O cartaz de Victória tem a seguinte frase da Variety: “Voe para longe ‘Birdman’. Tem um novo plano sequência na área”. A empolgação para tratar desse vencedor do Berlim de Ouro do ano passado tem motivo. Victoria é uma obra de 134 minutos filmada sem cortes. Ao contrário do grande sucesso do ano passado, que escondia sutilmente as trocas de takes. A dúvida que fica é: trata-se de uma experiência inexpressiva ou de um bom uso de linguagem diferente?
A jovem Victoria é uma espanhola que vive temporariamente na Alemanha. Ao sair de uma festa às quatro da manhã, conhece quatro homens mais ou menos da idade dela. Os rapazes a convidam para um passeio e sem querer a arrastam para duas horas de emoções intensas.
A experimentação de Victoria lembra imediatamente algumas coisas, como a rápida jornada emotiva de Corra, Lola, Corra e a representação de uma juventude transviada de Trainspotting. A diferença aqui, porém, é que o ritmo ultra acelerado e as montagens picotadas daqueles filmes abrem espaço para uma lentidão decorrente do plano sequência.
Sonne paquera Victoria antes que a noite desande.
O filme começa com Victoria, já embriagada, com mais uma dose de vodca pura. O estado dela não é de sobriedade, e o dos homens que conhece é ainda pior. O ritmo devagar criado pela continuidade da falta de cortes simula uma letargia que dialoga muito bem com as sensações do grupo. A abertura é em uma festa de música eletrônica, onde a câmera passa pelos presentes fora de foco até encontrar Victoria e passar a segui-la. A imagem com o jogo de luzes e a música alta criam uma sensação de confusão. É como se o espectador encontrasse com a protagonista e, tão perdido sensorialmente quanto ela, estivesse fisicamente ali durante todo o filme.
Apenas por isso, já seria impressionante, mas Victoria se permite ir além. Da festa ela vai para a rua, o grupo caminha por algumas quadras, entra em um prédio, sobe ao telhado, volta para a rua, entra em uma cafeteria, dá uma volta de carro, passa por tiroteios, pega taxi, entra em um hotel, vai para diversos cômodos. Tudo de forma contínua, com os figurantes que precisam entrar e sair da trama nas horas certas (e são muitos figurantes), com a fotografia arrumada nas localizações certas. Os atores e a câmera têm a necessidade de se posicionar a cada local para que o planejamento da mise-en-scène funcione. Isso porque o Sol nasce no meio da história. Só poderia ser filmado a partir de certo ponto do dia. E como iluminação também precisa ser ensaiada, todo o elenco e equipe tiveram que ensaiar todo o filme em outro dia. Isso se ninguém tiver cometido nenhum erro sério durante a filmagem para ter que cortar e esperar pelo menos 24 horas para começar novamente. É o nível de complexidade da gravação de Victoria.

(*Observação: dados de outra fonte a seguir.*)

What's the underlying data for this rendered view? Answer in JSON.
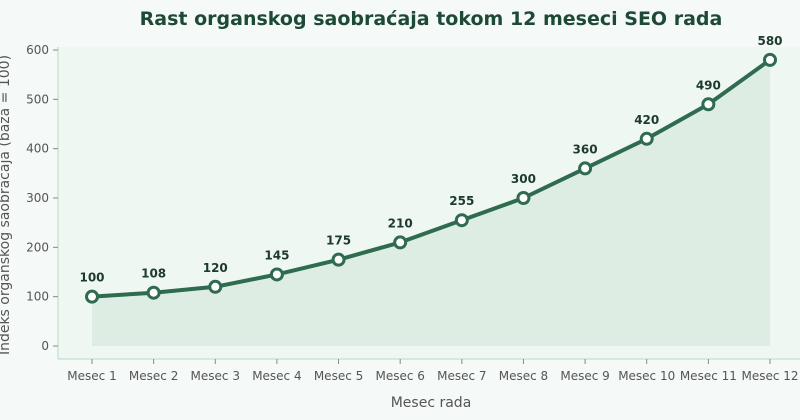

Boxer, personagem desesperado trará a tragédia para o grupo.
Essa elaboração absurda é relevante para a trama porque a fotografia é significativa. Um personagem, Boxer, explica para Victoria que ele já havia sido preso, a luz cria sombras para esconder metade do rosto dele. Existe um lado sombrio de Boxer que é justamente o que vai fazer com que a noite do grupo vire uma bagunça. Ao mesmo tempo, Sonne, o rapaz que mais se importa com Victoria, está sempre iluminado. Ele está aberto para ela o tempo inteiro.
O diretor e roteirista Sebastian Schipper fez um grande trabalho técnico e narrativo. O maior pecado dele se encontra apenas na estrutura do texto, que tem um primeiro e um terceiro atos longos demais. Mas nem isso incomoda quando se sente todo o caleidoscópio de sentimentos pelos quais Victoria vai passar. Talvez seja a experiência mais diferente que uma pessoa poderia passar num cinema nos últimos meses.